In Österreich zeigen die traditionellen, preisbereinigten öffentlichen Investitionen zwischen 2010 und 2016 einen Rückgang von 1,6% an. Die auf Basis des europäischen Fiskalpaktes im österreichischen Recht verankerte Schuldenbremse zieht auch hierzulande eine übermäßig restriktive Budgetpolitik nach sich, die wichtige investive Ausgaben des Staates verhindert oder zumindest erschwert: Obwohl in Österreich ebenso wie in anderen europäischen Ländern dringende Handlungserfordernisse im Bereich der öffentlichen Infrastruktur bestehen – etwa betreffend den Ausbau von Schulen, Krankenhäusern, Kindergärten und anderen Betreuungseinrichtungen sowie höherer Energieeffizienz –, wird die Wirtschaftspolitik auf die Erreichung von budgetpolitischen Zielen verengt. Selbst im Angesicht des drängenden Problems der Massenarbeitslosigkeit dominiert in der Wirtschaftspolitik weitgehend das Mantra der „schwarzen Null“ der öffentlichen Haushalte.
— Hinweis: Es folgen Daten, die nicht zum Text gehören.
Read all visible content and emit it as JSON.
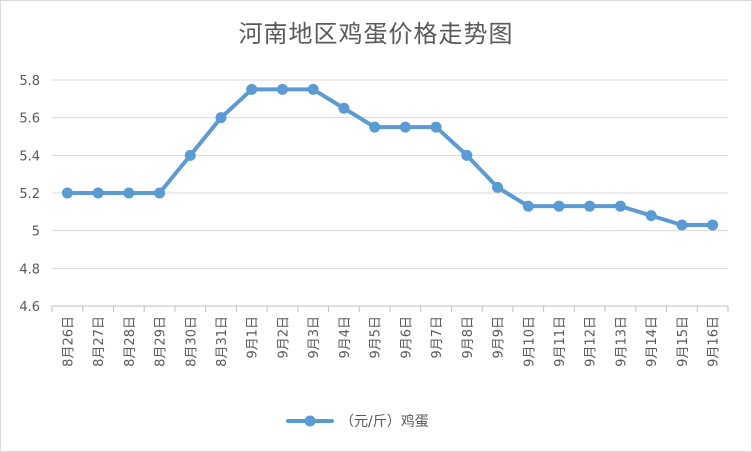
{
  "chart_data": {
    "type": "line",
    "title": "河南地区鸡蛋价格走势图",
    "xlabel": "",
    "ylabel": "",
    "categories": [
      "8月26日",
      "8月27日",
      "8月28日",
      "8月29日",
      "8月30日",
      "8月31日",
      "9月1日",
      "9月2日",
      "9月3日",
      "9月4日",
      "9月5日",
      "9月6日",
      "9月7日",
      "9月8日",
      "9月9日",
      "9月10日",
      "9月11日",
      "9月12日",
      "9月13日",
      "9月14日",
      "9月15日",
      "9月16日"
    ],
    "series": [
      {
        "name": "（元/斤）鸡蛋",
        "color": "#5b9bd5",
        "values": [
          5.2,
          5.2,
          5.2,
          5.2,
          5.4,
          5.6,
          5.75,
          5.75,
          5.75,
          5.65,
          5.55,
          5.55,
          5.55,
          5.4,
          5.23,
          5.13,
          5.13,
          5.13,
          5.13,
          5.08,
          5.03,
          5.03
        ]
      }
    ],
    "ylim": [
      4.6,
      5.8
    ],
    "yticks": [
      "4.6",
      "4.8",
      "5",
      "5.2",
      "5.4",
      "5.6",
      "5.8"
    ],
    "grid": true,
    "legend": "bottom"
  }
}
Die markante Reduktion der öffentlichen Investitionen hat in den letzten Jahren die Wirtschaftskrise in der Eurozone verschärft und prolongiert. Das liegt daran, dass staatliche Ausgabenkürzungen die gesamtwirtschaftliche Nachfrage (und damit die Produktion) nach unten drücken – zum einen direkt durch das Sinken der gesamtwirtschaftlichen Ausgaben; zum anderen durch negative indirekte Effekte, weil bei geringerer Nachfrage auch die privaten Unternehmen weniger investieren. Mehrere aktuelle ökonomische Studien von renommierten MakroökonomInnen verweisen darauf, dass eine Reduktion der öffentlichen Investitionen um 1% des BIP zu einem Rückgang des BIP von mehr als einem 1% führt; und auch der Internationale Währungsfonds musste die hohen negativen Wachstumseffekte der Sparpolitik im Herbst 2014 eingestehen.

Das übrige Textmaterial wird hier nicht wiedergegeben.